Claire Mouradian1 : On peut distinguer un temps long et un temps court. Le temps long est celui de la Question d’Orient, la chronique du déclin de l’Empire ottoman du fait de sa mauvaise gouvernance, de son incapacité à se réformer – notamment d’établir l’égalité des droits entre ses sujets musulmans et non musulmans - et de l’expansion des puissances voisines, en particulier la Russie. Au début du 19e siècle, celle-ci a annexé les provinces orientales de l’Arménie historique, ainsi partagée entre trois empires – ottoman, persan, tsariste. Le traité de Berlin (1878) qui clôt un nouveau conflit russo-turc, prend acte de l’aggravation du sort des Arméniens ottomans, sujets de seconde zone en tant que chrétiens, régulièrement au cœur du champ de bataille. Il prône la nécessité de réformes pour garantir leur sécurité face à l’arbitraire du pouvoir et aux exactions des tribus kurdes. Cela ne fera que les désigner comme cible du sultan Abdulhamid II (1876-1909) qui craint de perdre de nouvelles provinces et opte pour la voie du panislamisme et de la répression. En 1894-1896, des massacres de masse systématiques (près de 200 000 morts) marquent son règne d’un sceau sanglant. L’enthousiasme soulevé par la révolution constitutionnelle de juillet 1908, menée par des officiers jeunes turcs qui tentent d’enrayer le déclin, est de courte durée. Dès 1909, de nouveaux massacres suscitent le doute sur leur dessein. Confrontés à la perte traumatique des territoires africains (Tripolitaine) et surtout des Balkans dont beaucoup de leaders de ce mouvement nationaliste sont originaires, le régime se durcit et tourne à la dictature. L’aile nationaliste la plus radicale prend le pouvoir en 1913, sous l’autorité du triumvirat Talaat (ministre de l'Intérieur), Enver (ministre de la Défense), Djémal (ministre de la Marine). Ils optent pour la création d'un Etat-nation turc, de moins en moins ouvert à la nature multi-confessionnelle et multi-ethnique de tout empire et animés par une idéologie de "darwinisme social", redoutable à l’heure où l’Empire se replie sur l’Anatolie.
Et le temps court ?
C.M. : Le temps court est celui de la guerre dans laquelle l'Empire ottoman s'engage en novembre 1914, aux côtés des puissances centrales (Allemagne, Autriche-Hongrie) contre l'Entente (France, Angleterre, Russie) et qui va fournir l'occasion du génocide. En février 1914, le gouvernement jeune-turc a dû ratifier un nouveau plan de réformes en faveur des Arméniens sous la pression des puissances. Le contexte de guerre mondiale qui empêche une intervention efficace pour les faire appliquer devient l'occasion de se débarrasser de la question arménienne en se débarrassant des Arméniens, avec la conviction que : c'est eux ou nous, c'est maintenant ou jamais. Divisés entre les deux empires qui s’affrontent, les Arméniens sont mobilisés et vont combattre loyalement dans les armées régulières des Etats dont ils sont les ressortissants. La création de groupes de volontaires du côté russe, même si ces groupes sont composés principalement de sujets arméniens de l'empire russe, va servir de prétexte aux Jeunes Turcs pour accuser les Arméniens ottomans de trahison. Le désastre des premières offensives menées sur le front du Caucase dans une campagne mal engagée en plein hiver, par le ministre de la guerre, Enver Pacha, nécessite de trouver des boucs-émissaires. La suite est malheureusement connue…
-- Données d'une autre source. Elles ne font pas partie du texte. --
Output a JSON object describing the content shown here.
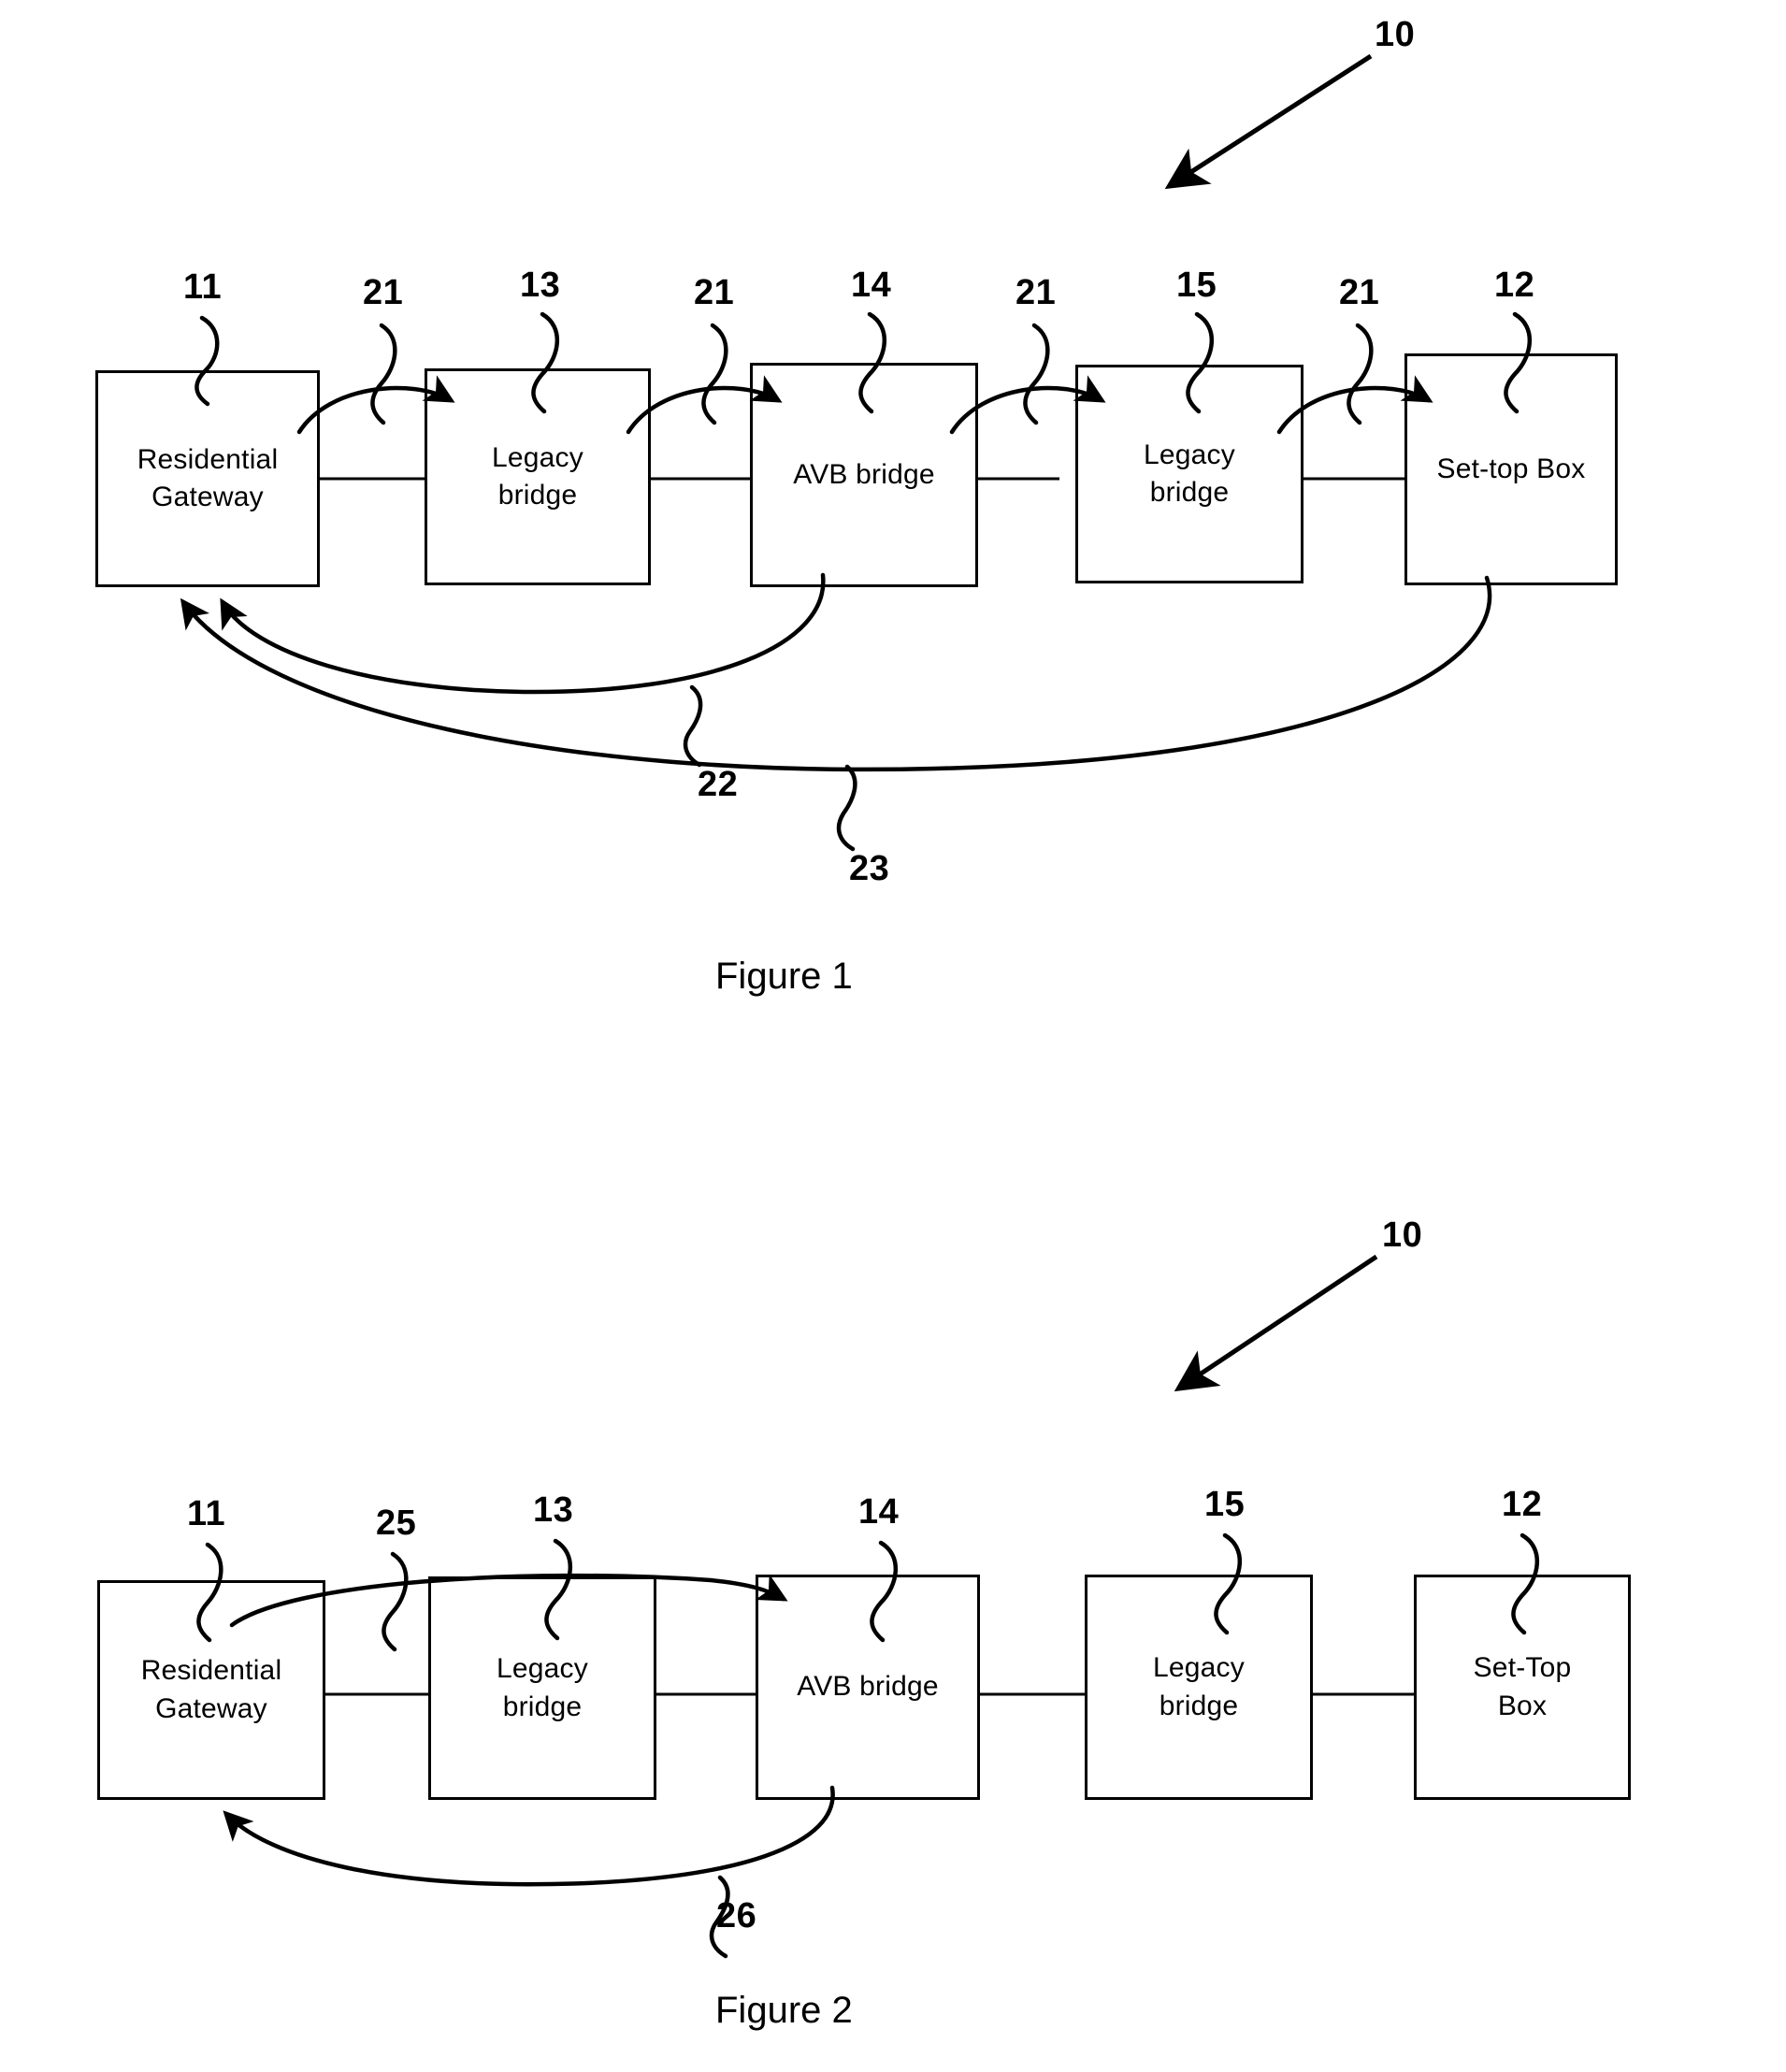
{
  "document": {
    "type": "patent-drawing-sheet",
    "background_color": "#ffffff",
    "ink_color": "#000000"
  },
  "figures": [
    {
      "id": "figure-1",
      "caption": "Figure 1",
      "system_ref": "10",
      "nodes": [
        {
          "ref": "11",
          "label": "Residential\nGateway"
        },
        {
          "ref": "13",
          "label": "Legacy\nbridge"
        },
        {
          "ref": "14",
          "label": "AVB bridge"
        },
        {
          "ref": "15",
          "label": "Legacy\nbridge"
        },
        {
          "ref": "12",
          "label": "Set-top Box"
        }
      ],
      "hop_refs": [
        "21",
        "21",
        "21",
        "21"
      ],
      "return_path_refs": [
        "22",
        "23"
      ]
    },
    {
      "id": "figure-2",
      "caption": "Figure 2",
      "system_ref": "10",
      "nodes": [
        {
          "ref": "11",
          "label": "Residential\nGateway"
        },
        {
          "ref": "13",
          "label": "Legacy\nbridge"
        },
        {
          "ref": "14",
          "label": "AVB bridge"
        },
        {
          "ref": "15",
          "label": "Legacy\nbridge"
        },
        {
          "ref": "12",
          "label": "Set-Top\nBox"
        }
      ],
      "forward_path_ref": "25",
      "return_path_ref": "26"
    }
  ],
  "f1": {
    "n0": "Residential\nGateway",
    "n1": "Legacy\nbridge",
    "n2": "AVB bridge",
    "n3": "Legacy\nbridge",
    "n4": "Set-top Box",
    "r0": "11",
    "r1": "13",
    "r2": "14",
    "r3": "15",
    "r4": "12",
    "h0": "21",
    "h1": "21",
    "h2": "21",
    "h3": "21",
    "p22": "22",
    "p23": "23",
    "sys": "10",
    "caption": "Figure 1"
  },
  "f2": {
    "n0": "Residential\nGateway",
    "n1": "Legacy\nbridge",
    "n2": "AVB bridge",
    "n3": "Legacy\nbridge",
    "n4": "Set-Top\nBox",
    "r0": "11",
    "r1": "13",
    "r2": "14",
    "r3": "15",
    "r4": "12",
    "p25": "25",
    "p26": "26",
    "sys": "10",
    "caption": "Figure 2"
  }
}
La nuit du 24 avril 1915, début officiel du génocide, plusieurs centaines de notables et d’intellectuels arméniens de Constantinople sont arrêtés et exécutés…
C.M. : Décapiter la nation est le premier acte. Il se répète dans toutes les villes provinciales. Les soldats arméniens ont déjà été désarmés, affectés à des bataillons de travail, puis exécutés. Puis vient le tour du reste de la population, femmes, enfants, vieillards, soit massacrés sur place, soit déportés le plus souvent à pied, parfois dans des wagons à bestiaux lorsqu’il existe des voies ferrées, vers les déserts de Syrie et d’Irak. Massacres, viols, enlèvements de femmes et d’enfants, sont perpétrés durant le trajet par les hommes de main de l’« Organisation spéciale », affectée aux basses œuvres, ou par les tribus kurdes, arabes ou circassiennes. Les Arméniens qui ne sont pas assassinés meurent d’épuisement lors de ces marches forcées sans eau, sans nourriture. La déportation est à la fois le principal moyen de l’extermination et celui de son camouflage. Ceux qui survivent au terme de ces marches de la mort, sont entassés dans des cavités naturelles du désert et brûlés. En une année, les 2/3 de la population arménienne de l’Empire ottoman sont décimés.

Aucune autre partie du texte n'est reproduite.